Le conjoint survivant est héritier

Lorsque le conjoint est appelé à la succession, à défaut d’héritiers à réserve et de collatéraux privilégiés, il n’a plus à se faire envoyer en possession par un jugement du tribunal de grande instance depuis l’ordonnance du 23 décembre 1958 abrogeant l’article 771 du Code civil.

Lorsque le conjoint est légataire en vertu d’un testament olographe ou mystique, il doit, en application de l’article 1008 du Code civil, comme tous les légataires, se faire envoyer en possession par une simple ordonnance du président du tribunal de grande instance, sauf s’il se trouve en présence d’héritiers exclus (collatéraux ordinaires). Dans ce dernier cas, tenant ses droits directement de la loi, il n’a pas besoin de faire état du testament pour hériter.

L’utilité d’un tel envoi en possession est toutefois contestée.

Ainsi, la Cour d’appel de Besançon a admis l’inutilité de l’ordonnance d’envoi en possession.

La Cour d’appel d’Aix-en-Provence a de même considéré que la nouvelle situation de l’époux, désormais classé parmi « les héritiers » rend inutile cette formalité, même en présence d’héritiers collatéraux privilégiés. Cette jurisprudence est toutefois contestée.

Recommandation importante : faire un testament ou une donation au profit de son conjoint est presque toujours une nécessité, sachant que cette disposition est toujours révocable.

L’État hérite des personnes n’ayant ni parents, ni conjoint

L’État héritier

À défaut de parents au degré successible et de conjoint survivant, la succession est dévolue à l’État sauf, bien entendu, indication contraire du défunt, manifestée dans un testament.

Les volontés exprimées à cet égard doivent être respectées dès l’instant qu’elles ne sont pas contraires à la loi, aux bonnes mœurs ou à l’ordre public.

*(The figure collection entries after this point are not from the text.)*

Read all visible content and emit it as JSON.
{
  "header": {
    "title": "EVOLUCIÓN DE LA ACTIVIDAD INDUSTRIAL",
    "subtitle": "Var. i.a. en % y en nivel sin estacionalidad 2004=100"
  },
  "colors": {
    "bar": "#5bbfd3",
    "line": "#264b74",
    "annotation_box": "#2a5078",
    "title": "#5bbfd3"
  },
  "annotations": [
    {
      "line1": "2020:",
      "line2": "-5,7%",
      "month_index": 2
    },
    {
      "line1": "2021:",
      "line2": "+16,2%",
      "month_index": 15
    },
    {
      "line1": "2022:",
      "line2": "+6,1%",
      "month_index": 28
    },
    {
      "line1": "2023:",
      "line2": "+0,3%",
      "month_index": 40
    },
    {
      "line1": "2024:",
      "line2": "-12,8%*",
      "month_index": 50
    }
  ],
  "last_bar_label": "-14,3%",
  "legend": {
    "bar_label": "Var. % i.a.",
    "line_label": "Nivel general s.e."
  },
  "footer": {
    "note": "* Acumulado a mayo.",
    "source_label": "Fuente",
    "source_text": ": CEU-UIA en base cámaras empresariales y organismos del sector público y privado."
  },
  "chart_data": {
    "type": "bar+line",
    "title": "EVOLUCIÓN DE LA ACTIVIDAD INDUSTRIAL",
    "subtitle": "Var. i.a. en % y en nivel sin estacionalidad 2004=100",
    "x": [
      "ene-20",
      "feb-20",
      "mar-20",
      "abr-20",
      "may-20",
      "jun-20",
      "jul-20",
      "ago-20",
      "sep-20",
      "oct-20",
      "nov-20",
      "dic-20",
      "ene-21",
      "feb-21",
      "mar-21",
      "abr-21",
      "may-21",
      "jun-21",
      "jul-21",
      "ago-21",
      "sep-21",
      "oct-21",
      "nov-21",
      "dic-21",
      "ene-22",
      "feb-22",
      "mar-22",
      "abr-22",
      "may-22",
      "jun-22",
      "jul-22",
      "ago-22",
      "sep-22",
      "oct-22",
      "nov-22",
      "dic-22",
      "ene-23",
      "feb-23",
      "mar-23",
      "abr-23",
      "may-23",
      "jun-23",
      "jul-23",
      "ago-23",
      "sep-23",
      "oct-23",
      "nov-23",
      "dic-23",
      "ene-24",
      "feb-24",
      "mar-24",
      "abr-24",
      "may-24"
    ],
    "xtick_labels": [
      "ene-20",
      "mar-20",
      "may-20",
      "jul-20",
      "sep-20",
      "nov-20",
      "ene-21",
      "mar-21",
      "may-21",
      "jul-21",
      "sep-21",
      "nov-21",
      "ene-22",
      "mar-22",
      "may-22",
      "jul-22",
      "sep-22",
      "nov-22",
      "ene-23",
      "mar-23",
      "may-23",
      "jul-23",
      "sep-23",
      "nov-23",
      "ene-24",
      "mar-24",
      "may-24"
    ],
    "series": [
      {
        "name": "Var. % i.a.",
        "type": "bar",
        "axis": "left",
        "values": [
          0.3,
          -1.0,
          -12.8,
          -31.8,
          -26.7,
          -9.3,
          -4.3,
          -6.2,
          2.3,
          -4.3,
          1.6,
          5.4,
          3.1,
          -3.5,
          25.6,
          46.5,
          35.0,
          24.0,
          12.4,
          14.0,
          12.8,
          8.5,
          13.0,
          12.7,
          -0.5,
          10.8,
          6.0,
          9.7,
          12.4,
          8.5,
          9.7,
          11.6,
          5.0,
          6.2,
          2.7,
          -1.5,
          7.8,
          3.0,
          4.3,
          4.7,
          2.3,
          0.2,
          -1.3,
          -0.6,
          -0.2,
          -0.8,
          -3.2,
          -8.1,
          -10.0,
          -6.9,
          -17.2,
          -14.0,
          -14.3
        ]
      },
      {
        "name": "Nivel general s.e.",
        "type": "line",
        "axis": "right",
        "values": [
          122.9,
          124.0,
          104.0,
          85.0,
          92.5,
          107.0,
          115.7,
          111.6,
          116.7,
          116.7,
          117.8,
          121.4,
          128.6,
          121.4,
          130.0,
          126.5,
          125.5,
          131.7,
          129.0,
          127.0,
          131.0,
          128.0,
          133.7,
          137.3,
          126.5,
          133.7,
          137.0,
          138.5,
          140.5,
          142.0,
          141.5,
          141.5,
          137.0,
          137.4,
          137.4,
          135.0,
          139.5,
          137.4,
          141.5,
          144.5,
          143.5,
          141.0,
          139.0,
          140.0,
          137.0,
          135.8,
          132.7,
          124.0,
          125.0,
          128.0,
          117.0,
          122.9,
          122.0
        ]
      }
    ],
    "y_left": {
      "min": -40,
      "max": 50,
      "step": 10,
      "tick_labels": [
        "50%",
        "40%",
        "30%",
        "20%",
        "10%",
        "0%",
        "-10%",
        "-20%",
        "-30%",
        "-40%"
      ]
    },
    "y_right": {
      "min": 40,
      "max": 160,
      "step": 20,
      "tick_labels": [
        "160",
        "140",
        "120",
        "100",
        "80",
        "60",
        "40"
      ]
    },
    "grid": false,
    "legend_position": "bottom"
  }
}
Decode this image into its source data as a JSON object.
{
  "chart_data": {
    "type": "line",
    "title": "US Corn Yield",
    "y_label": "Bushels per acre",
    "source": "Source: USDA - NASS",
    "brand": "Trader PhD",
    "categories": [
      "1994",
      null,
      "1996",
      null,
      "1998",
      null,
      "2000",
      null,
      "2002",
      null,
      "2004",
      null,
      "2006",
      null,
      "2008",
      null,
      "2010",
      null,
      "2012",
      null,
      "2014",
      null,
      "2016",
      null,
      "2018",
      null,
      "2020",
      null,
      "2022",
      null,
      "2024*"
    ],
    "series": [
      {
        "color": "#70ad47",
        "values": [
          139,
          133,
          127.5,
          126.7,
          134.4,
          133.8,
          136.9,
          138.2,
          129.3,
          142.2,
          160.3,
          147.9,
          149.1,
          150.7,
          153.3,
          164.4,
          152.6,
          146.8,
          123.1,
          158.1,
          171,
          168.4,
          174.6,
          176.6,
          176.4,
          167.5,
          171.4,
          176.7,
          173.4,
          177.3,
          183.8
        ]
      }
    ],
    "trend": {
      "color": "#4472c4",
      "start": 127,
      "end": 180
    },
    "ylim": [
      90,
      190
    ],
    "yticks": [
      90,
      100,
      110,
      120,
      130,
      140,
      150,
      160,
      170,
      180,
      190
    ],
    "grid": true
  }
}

L’Etat doit se faire envoyer en possession2. Cette appropriation par l’Etat d’une succession est généralement précédée de la nomination d’un curateur à succession vacante.

L’État créancier

Il ne faut pas confondre cette situation assez rare dans la pratique de « l’Etat héritier », au sens du droit civil, avec celle permanente de « l’Etat créancier » des droits de mutation par décès au sens du droit fiscal.